The sign points to the temporary embassy. The real thing, the permanent housing for the American mission that has caused so much consternation, is still years away.
Six years to be exact, at least by official reckoning. The grounds of the embassy complex-to-be will extend over 75,000 square feet. Plans call for a 9-foot-high wall to keep out journalists and other unwanted visitors, an escape route, an access road, an opulent, high-end chamber and office for the ambassador, as well as living quarters.
The new embassy will be built on the current site of the Diplomat Hotel, which is about to be demolished to make way for embassy structures.
In a departure from projects of this sort, an Israeli architectural firm — Amir Mann / Ami Shinar Architects & Planners — was hired for the job of building the consulate, rather than the usual American consortium. The embassy, however, will probably be built by American firms.

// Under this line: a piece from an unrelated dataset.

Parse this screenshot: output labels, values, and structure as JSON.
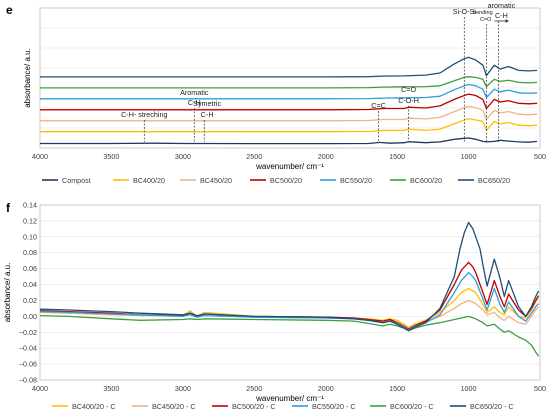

The new consulate will not replace the existing one in Tel Aviv, which will continue to provide passport issues and renewals and visa services, along with other consular services. Consular services will also continue to be offered at the existing site in the capital.
The cost of all this magnificence was estimated in an internal document at 1 billion dollars. But President Trump, who complained about what he considered to be the excessive cost of the new American embassy in London, said the Yerushalayim complex will be kept down to half a million, according to Ynet.